Arrivo, la pianta è identica alla precedente ma molto più calma. Ci sono diversi tavolini sparsi per la stanza, distanziati l'uno dall'altro e la maggior parte occupati da qualcuno che sta digitando rapidamente o leggendo una pila di fogli. Guardo attentamente uno per uno...
— Buongiorno — Davanti a me ho un bel ragazzo. Ed è anche vero che qualcosa di stravagante. Io sono Tom, e tu? - Ha un sorriso da un orecchio all'altro.
— Vega, scusami — gli offro la mia mano e lui la prende con entrambe le sue. — Mi hanno detto che devo parlare con... Marta.
— Gli vado a dire che sei venuta — Guardo il suo outfit, è del tutto originale: maglietta rosa con disegni di avocado, shorts color cachi e sneakers bianche. Oltre ai suoi capelli castani completamente disordinati, vuoi aspettare nella sala relax? Ti vedo un po' nervoso.
“Mi aspettavo qualcosa di diverso.” Guardo in entrambe le direzioni.
— È un'azienda un po'... curiosa, sai? Ecco perché non tutti si adattano qui. — Mi guarda dall'alto in basso — Forse lo fai, hai stile.
Bene, se lo dice lui. Indosso solo una maglietta bianca e jeans. Comodo e naturale, non voglio essere conosciuto in altro modo.
— Vieni, da questa parte — Mi conduce lungo un lungo corridoio pieno di porte, tutto vetro e in cui puoi vedere dentro.

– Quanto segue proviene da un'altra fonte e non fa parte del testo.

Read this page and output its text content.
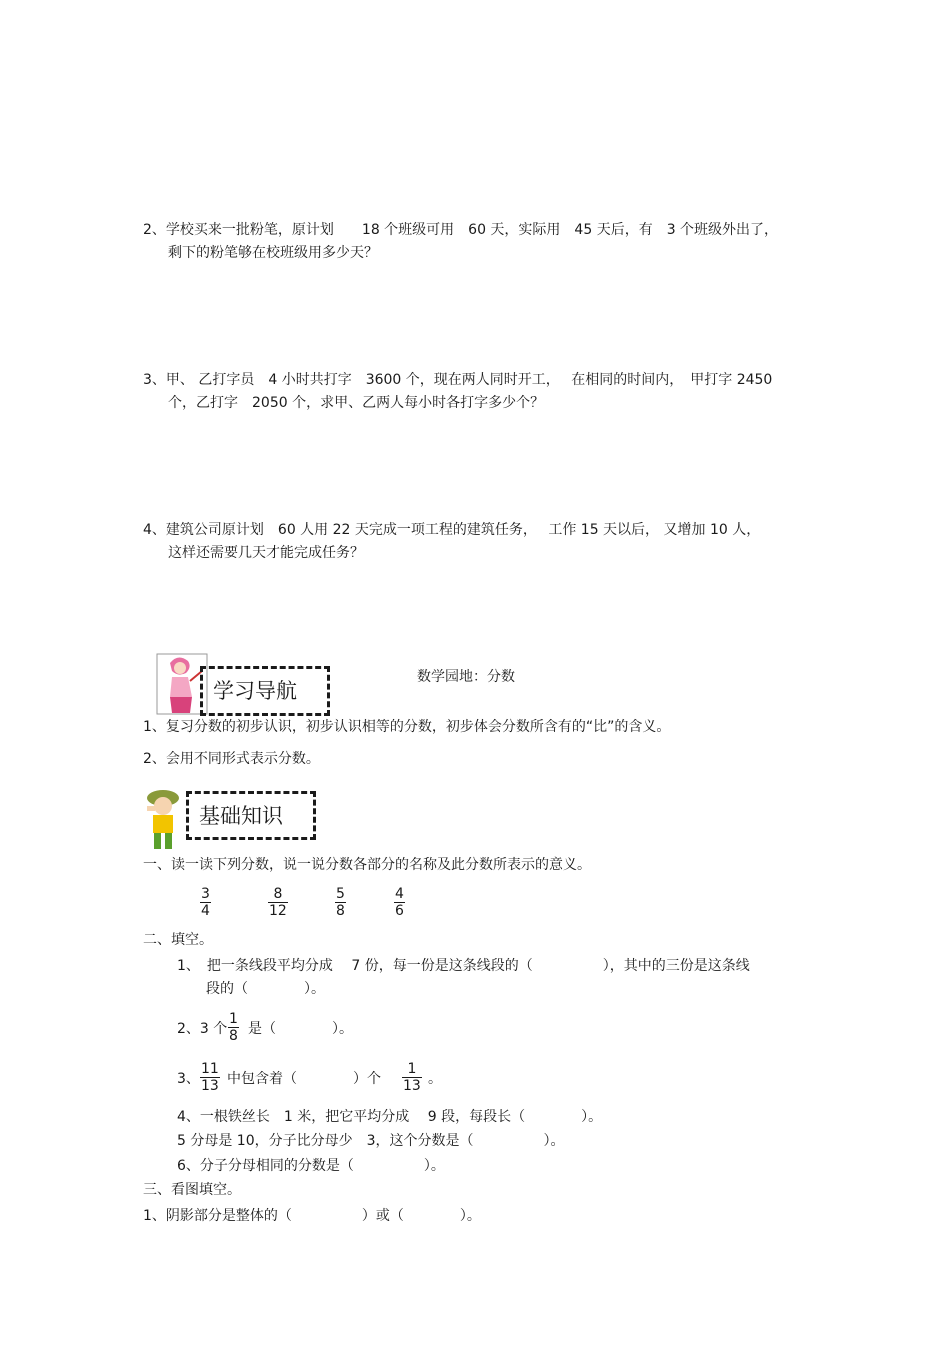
2、学校买来一批粉笔，原计划　　18 个班级可用　60 天，实际用　45 天后，有　3 个班级外出了，
剩下的粉笔够在校班级用多少天？
3、甲、 乙打字员　4 小时共打字　3600 个，现在两人同时开工，　 在相同的时间内，　甲打字 2450
个，乙打字　2050 个，求甲、乙两人每小时各打字多少个？
4、建筑公司原计划　60 人用 22 天完成一项工程的建筑任务，　 工作 15 天以后， 又增加 10 人，
这样还需要几天才能完成任务？
学习导航
数学园地：分数
1、复习分数的初步认识，初步认识相等的分数，初步体会分数所含有的“比”的含义。
2、会用不同形式表示分数。
基础知识
一、读一读下列分数，说一说分数各部分的名称及此分数所表示的意义。
$\frac{3}{4}$	$\frac{8}{12}$	$\frac{5}{8}$	$\frac{4}{6}$
二、填空。
1、　把一条线段平均分成　 7 份，每一份是这条线段的（　　　　　），其中的三份是这条线
段的（　　　　）。
2、3 个 $\frac{1}{8}$ 是（　　　　）。
3、 $\frac{11}{13}$ 中包含着（　　　　）个 $\frac{1}{13}$ 。
4、一根铁丝长　1 米，把它平均分成　 9 段，每段长（　　　　）。
5 分母是 10，分子比分母少　3，这个分数是（　　　　　）。
6、分子分母相同的分数是（　　　　　）。
三、看图填空。
1、阴影部分是整体的（　　　　　）或（　　　　）。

Qui non sarà per la luce, perché tutte le pareti sono enormi finestre attraverso le quali si può vedere ogni angolo della città.

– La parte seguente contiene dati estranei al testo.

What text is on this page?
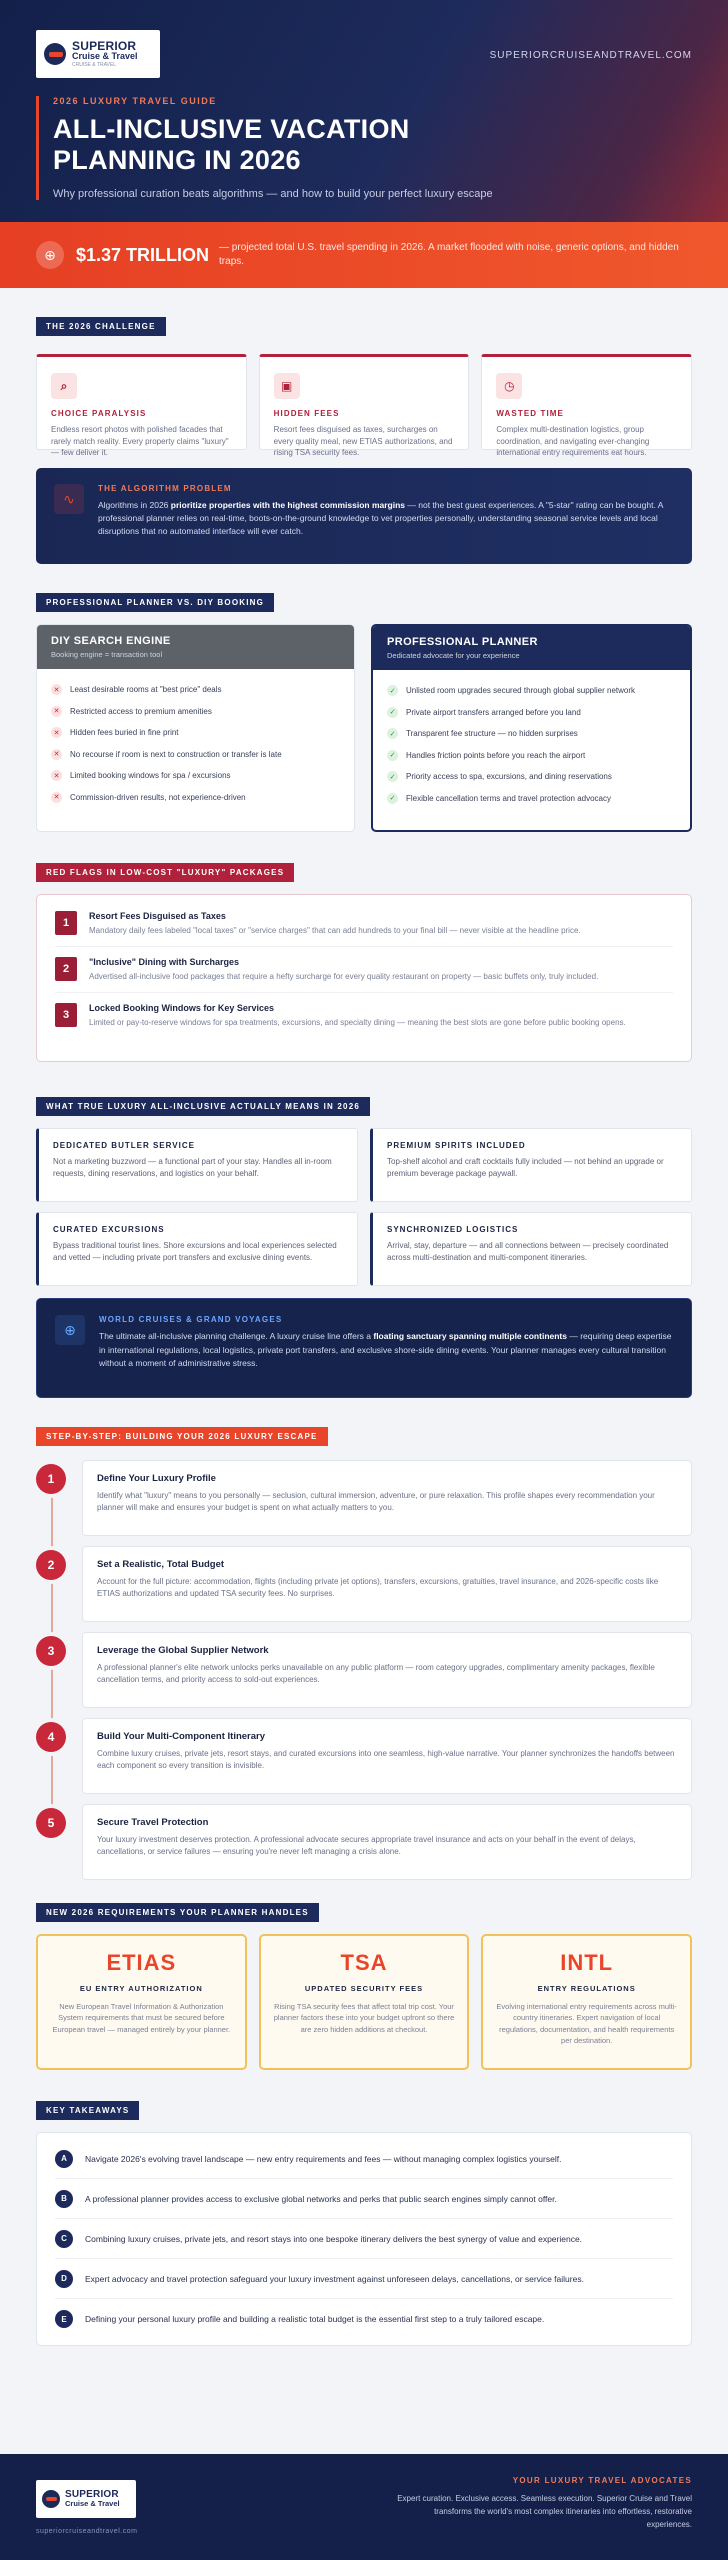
SUPERIOR
Cruise & Travel
CRUISE & TRAVEL
SUPERIORCRUISEANDTRAVEL.COM
2026 LUXURY TRAVEL GUIDE
ALL-INCLUSIVE VACATION
PLANNING IN 2026

Why professional curation beats algorithms — and how to build your perfect luxury escape

⊕	$1.37 TRILLION — projected total U.S. travel spending in 2026. A market flooded with noise, generic options, and hidden traps.
THE 2026 CHALLENGE
⌕
CHOICE PARALYSIS
Endless resort photos with polished facades that rarely match reality. Every property claims "luxury" — few deliver it.
▣
HIDDEN FEES
Resort fees disguised as taxes, surcharges on every quality meal, new ETIAS authorizations, and rising TSA security fees.
◷
WASTED TIME
Complex multi-destination logistics, group coordination, and navigating ever-changing international entry requirements eat hours.
∿
THE ALGORITHM PROBLEM
Algorithms in 2026 prioritize properties with the highest commission margins — not the best guest experiences. A "5-star" rating can be bought. A professional planner relies on real-time, boots-on-the-ground knowledge to vet properties personally, understanding seasonal service levels and local disruptions that no automated interface will ever catch.
PROFESSIONAL PLANNER VS. DIY BOOKING
DIY SEARCH ENGINE
Booking engine = transaction tool
✕	Least desirable rooms at "best price" deals
✕	Restricted access to premium amenities
✕	Hidden fees buried in fine print
✕	No recourse if room is next to construction or transfer is late
✕	Limited booking windows for spa / excursions
✕	Commission-driven results, not experience-driven
PROFESSIONAL PLANNER
Dedicated advocate for your experience
✓	Unlisted room upgrades secured through global supplier network
✓	Private airport transfers arranged before you land
✓	Transparent fee structure — no hidden surprises
✓	Handles friction points before you reach the airport
✓	Priority access to spa, excursions, and dining reservations
✓	Flexible cancellation terms and travel protection advocacy
RED FLAGS IN LOW-COST "LUXURY" PACKAGES
1
Resort Fees Disguised as Taxes
Mandatory daily fees labeled "local taxes" or "service charges" that can add hundreds to your final bill — never visible at the headline price.
2
"Inclusive" Dining with Surcharges
Advertised all-inclusive food packages that require a hefty surcharge for every quality restaurant on property — basic buffets only, truly included.
3
Locked Booking Windows for Key Services
Limited or pay-to-reserve windows for spa treatments, excursions, and specialty dining — meaning the best slots are gone before public booking opens.
WHAT TRUE LUXURY ALL-INCLUSIVE ACTUALLY MEANS IN 2026
DEDICATED BUTLER SERVICE
Not a marketing buzzword — a functional part of your stay. Handles all in-room requests, dining reservations, and logistics on your behalf.
PREMIUM SPIRITS INCLUDED
Top-shelf alcohol and craft cocktails fully included — not behind an upgrade or premium beverage package paywall.
CURATED EXCURSIONS
Bypass traditional tourist lines. Shore excursions and local experiences selected and vetted — including private port transfers and exclusive dining events.
SYNCHRONIZED LOGISTICS
Arrival, stay, departure — and all connections between — precisely coordinated across multi-destination and multi-component itineraries.
⊕
WORLD CRUISES & GRAND VOYAGES
The ultimate all-inclusive planning challenge. A luxury cruise line offers a floating sanctuary spanning multiple continents — requiring deep expertise in international regulations, local logistics, private port transfers, and exclusive shore-side dining events. Your planner manages every cultural transition without a moment of administrative stress.
STEP-BY-STEP: BUILDING YOUR 2026 LUXURY ESCAPE
1	Define Your Luxury Profile
Identify what "luxury" means to you personally — seclusion, cultural immersion, adventure, or pure relaxation. This profile shapes every recommendation your planner will make and ensures your budget is spent on what actually matters to you.
2	Set a Realistic, Total Budget
Account for the full picture: accommodation, flights (including private jet options), transfers, excursions, gratuities, travel insurance, and 2026-specific costs like ETIAS authorizations and updated TSA security fees. No surprises.
3	Leverage the Global Supplier Network
A professional planner's elite network unlocks perks unavailable on any public platform — room category upgrades, complimentary amenity packages, flexible cancellation terms, and priority access to sold-out experiences.
4	Build Your Multi-Component Itinerary
Combine luxury cruises, private jets, resort stays, and curated excursions into one seamless, high-value narrative. Your planner synchronizes the handoffs between each component so every transition is invisible.
5	Secure Travel Protection
Your luxury investment deserves protection. A professional advocate secures appropriate travel insurance and acts on your behalf in the event of delays, cancellations, or service failures — ensuring you're never left managing a crisis alone.
NEW 2026 REQUIREMENTS YOUR PLANNER HANDLES
ETIAS
EU ENTRY AUTHORIZATION
New European Travel Information & Authorization System requirements that must be secured before European travel — managed entirely by your planner.
TSA
UPDATED SECURITY FEES
Rising TSA security fees that affect total trip cost. Your planner factors these into your budget upfront so there are zero hidden additions at checkout.
INTL
ENTRY REGULATIONS
Evolving international entry requirements across multi-country itineraries. Expert navigation of local regulations, documentation, and health requirements per destination.
KEY TAKEAWAYS
A	Navigate 2026's evolving travel landscape — new entry requirements and fees — without managing complex logistics yourself.
B	A professional planner provides access to exclusive global networks and perks that public search engines simply cannot offer.
C	Combining luxury cruises, private jets, and resort stays into one bespoke itinerary delivers the best synergy of value and experience.
D	Expert advocacy and travel protection safeguard your luxury investment against unforeseen delays, cancellations, or service failures.
E	Defining your personal luxury profile and building a realistic total budget is the essential first step to a truly tailored escape.
SUPERIOR
Cruise & Travel
superiorcruiseandtravel.com
YOUR LUXURY TRAVEL ADVOCATES
Expert curation. Exclusive access. Seamless execution. Superior Cruise and Travel transforms the world's most complex itineraries into effortless, restorative experiences.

Mi sento bene in questo posto e sono qui solo da dieci minuti.
— Caffè da solo, con latte, cappuccino...? — Indica una macchina vicino all'ultima porta.
- Con il latte andrà bene - Mi avvicino ma lui si offre di invitarmi.
— Devo continuare il mio lavoro, ma Marta non tarderà ad arrivare. - Mi dice con le mani in tasca - Sono a uno dei tavoli fuori, nel caso avessi bisogno di me.
"Grazie mille, Tom," dico prima che se ne vada.
— Non è niente, buona fortuna Vega — Mi fa l'occhiolino con il pollice alzato.
Lo seguo con gli occhi finché non vedo che prende il suo posto. Se tutti qui sono come Ruth e Tom, mi sentirò a mio agio in men che non si dica.
Entro nella stanza che hai indicato. In esso ci sono due divani enormi e dall'aspetto terribilmente comodo, di colore azzurro cielo con molti cuscini ovunque. Ci sono anche diversi scaffali pieni di libri, riviste e persino film. Hanno anche un televisore sulla parete di fronte. Sullo sfondo e ciò che rende la stanza completamente perfetta, una morbida melodia. Finisco il caffè e decido di aspettare seduto su uno di quei divani.
- Ciao! — Sono così spaventato che urlo che sono sicuro sia stato sentito alla reception, anche il bicchiere di carta si alza in aria, per fortuna non c'era più liquido.
Mi girerò per vedere chi mi ha spaventato a morte, ma non sono in grado di dire una parola.